Pasta brand and manufacturer in the USA

Prince (also known previously as Prince Spaghetti) is a pasta brand and manufacturer in the United States. The company has been sold several times in the latter part of its history and is currently a part of Winland Foods.

Prince was founded in 1912 when 3 Sicilian immigrants opened a small pasta shop in the North End of Boston, Massachusetts at 92 Prince Street. Gaetano LaMarca was the administrator, Giuseppe Seminara was the salesman and Michele Cantella was the pasta maker. It soon outgrew its shop and relocated to Lowell, Massachusetts. In 1941, Giuseppe Pellegrino, another Sicilian immigrant, joined the company and soon bought a controlling interest.
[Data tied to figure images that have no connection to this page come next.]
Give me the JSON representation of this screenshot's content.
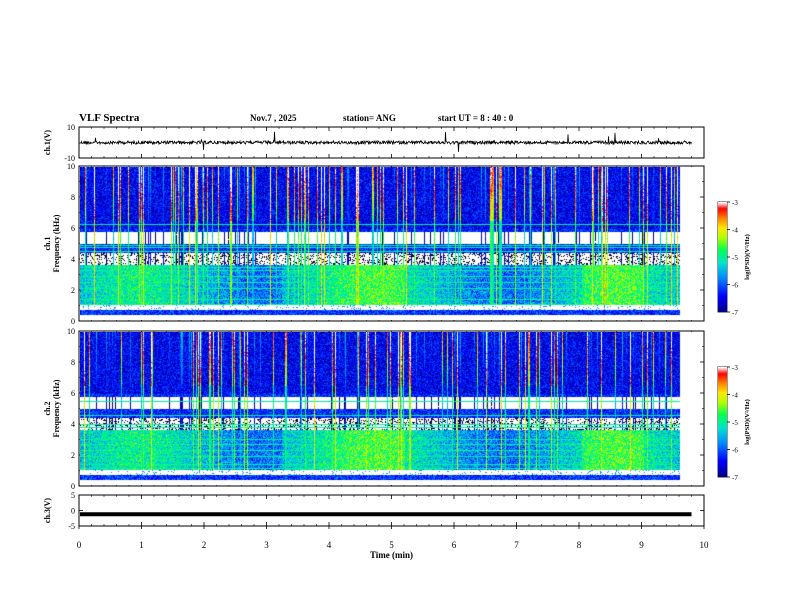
{
  "header": {
    "title": "VLF Spectra",
    "date": "Nov.7 , 2025",
    "station": "station= ANG",
    "start_time": "start UT = 8 : 40 : 0"
  },
  "chart_data": [
    {
      "type": "line",
      "name": "ch1-waveform",
      "ylabel": "ch.1(V)",
      "ylim": [
        -10,
        10
      ],
      "yticks": [
        "10",
        "-10"
      ],
      "xlim": [
        0,
        10
      ],
      "baseline": 0
    },
    {
      "type": "heatmap",
      "name": "ch1-spectrogram",
      "ylabel_line1": "ch.1",
      "ylabel_line2": "Frequency (kHz)",
      "ylim": [
        0,
        10
      ],
      "yticks": [
        "0",
        "2",
        "4",
        "6",
        "8",
        "10"
      ],
      "xlim": [
        0,
        10
      ],
      "data_extent_min": 9.8,
      "colorbar": {
        "label": "log(PSD)(V²/Hz)",
        "ticks": [
          "-3",
          "-4",
          "-5",
          "-6",
          "-7"
        ],
        "range": [
          -7,
          -3
        ]
      }
    },
    {
      "type": "heatmap",
      "name": "ch2-spectrogram",
      "ylabel_line1": "ch.2",
      "ylabel_line2": "Frequency (kHz)",
      "ylim": [
        0,
        10
      ],
      "yticks": [
        "0",
        "2",
        "4",
        "6",
        "8",
        "10"
      ],
      "xlim": [
        0,
        10
      ],
      "data_extent_min": 9.8,
      "colorbar": {
        "label": "log(PSD)(V²/Hz)",
        "ticks": [
          "-3",
          "-4",
          "-5",
          "-6",
          "-7"
        ],
        "range": [
          -7,
          -3
        ]
      }
    },
    {
      "type": "line",
      "name": "ch3-waveform",
      "ylabel": "ch.3(V)",
      "ylim": [
        -5,
        5
      ],
      "yticks": [
        "5",
        "0",
        "-5"
      ],
      "xlim": [
        0,
        10
      ],
      "baseline": -1.2
    }
  ],
  "x_axis": {
    "label": "Time (min)",
    "ticks": [
      "0",
      "1",
      "2",
      "3",
      "4",
      "5",
      "6",
      "7",
      "8",
      "9",
      "10"
    ]
  },
  "colors": {
    "axes": "#000000",
    "background": "#ffffff",
    "colormap": [
      "#000000",
      "#00008b",
      "#0000ff",
      "#00bfff",
      "#00ff7f",
      "#adff2f",
      "#ffff00",
      "#ff8c00",
      "#ff0000",
      "#ffffff"
    ]
  }
}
The company remained in the hands of the Pellegrino family until 1987 when it was sold to Borden, which was acquired by New World Pasta in 2001.

In 2017, Riviana Foods, a subsidiary of Ebro Foods, merged with New World Pasta to gain a controlling interest in the brand (as well as a controlling interest in American Rice), and in 2020, the brand was sold to TreeHouse Foods, which in turn sold the brand to Investindustrial Winland Foods in 2022.

Prince is best known for its 1970s commercials featuring an Italian-American mother leaning out of a window in the North End of Boston yelling for her son Anthony to come to dinner. The tag line was "Wednesday is Prince Spaghetti day."